Ovviamente, maggiore  è il tempo che dedichiamo a questi  dispositivi digitali, maggiore sarà il sintomo oculare ed il danno subito da tutto il nostro organismo, ma soprattutto dai nostri occhi

Chi lo utilizza per lavoro, passa al pc in genere dalle 7 alle 8 ore sul pc.

Il consiglio è quello di fare pause ogni 20 -30 minuti di lavoro al Computer, magari guardando il panorama dalla finestra, alzarsi per fare due passi, sgranchirsi un po’, ma anche massaggiare gli occhi e bere un po’ d’acqua, approfittando semmai di una minima pausa caffè.

La computer vision syndrome è caratterizzata da:

Stanchezza oculare: occhi rossi, occhi stanchi, occhiaie
astenopia accomodativa: fatica a mettere a fuoco
cefalea, emicrania
appannamento visivo con visione a tratti velata
Occhio Secco con sensazione di corpo estraneo
dolore al collo
fastidio alle spalle
disturbi alla colonna vertebrale
crampi alle mani ed alle dita, ma anche ai gomiti o alle braccia.

tutti questi sintomi sono in genere causati da:

Lavoro prolungato e senza pause
scarsa illuminazione
abbagliamento da luce blu prodotta dagli schermi digitali
errate posizione del computer e del suo schermo
schermo del computer sistemato a una distanza imprecisa ed imperfetta
(troppo lontano, troppo alto, troppo vicino)
Posizioni anomale quando sediamo di fronte al PC con atteggiamenti posturali sbagliati
vizi di rifrazione anche lievi ma mai corretti da occhiali (miopia-ipermetropia-astigmatismo- presbiopia)

I disturbi oculari variano dal livello delle capacità visive di ciascun individuo e soprattutto da quanto tempo trascorriamo su  uno schermo digitale.

Ovviamente un vizio refrattivo (ipermetropia, miopia, astigmatismo, presbiopia) non corretto o inadeguatamente corretto, contribuisce allo sviluppo di sintomi più evidenti e fastidiosi o disturbi visivi, quando utilizziamo un computer o un dispositivo con uno schermo digitale.

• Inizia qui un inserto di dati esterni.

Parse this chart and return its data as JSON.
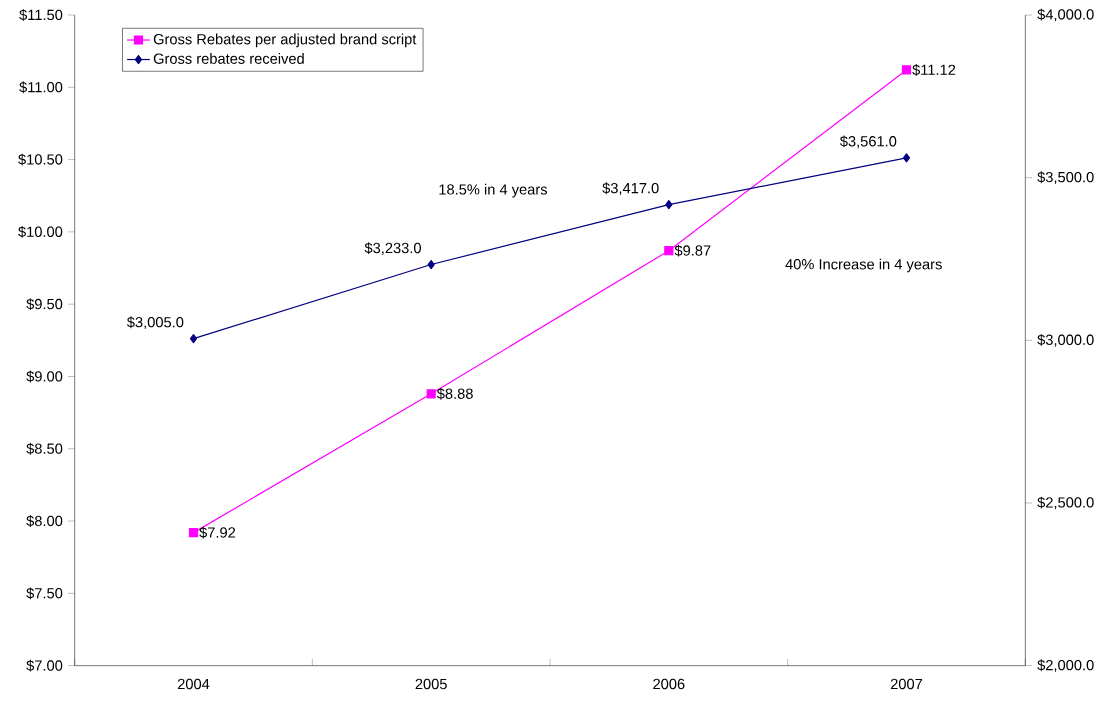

per fortuna, i disturbi sono transitori e si riducono dopo l’interruzione della giornata lavorativa al computer o alla fine  del nostro dispositivo digitale preferito (smartphone?).

Molti pazienti riferiscono peró di continuare ad avere ridotte capacità visive, come visione offuscata, disturbi della visione, difficoltà di accomodare alle diverse distanze, aloni luminosi anche dopo che sia trascorso molto dal rientro a casa, e aver concluso da ore la giornata lavorativa davanti a un computer.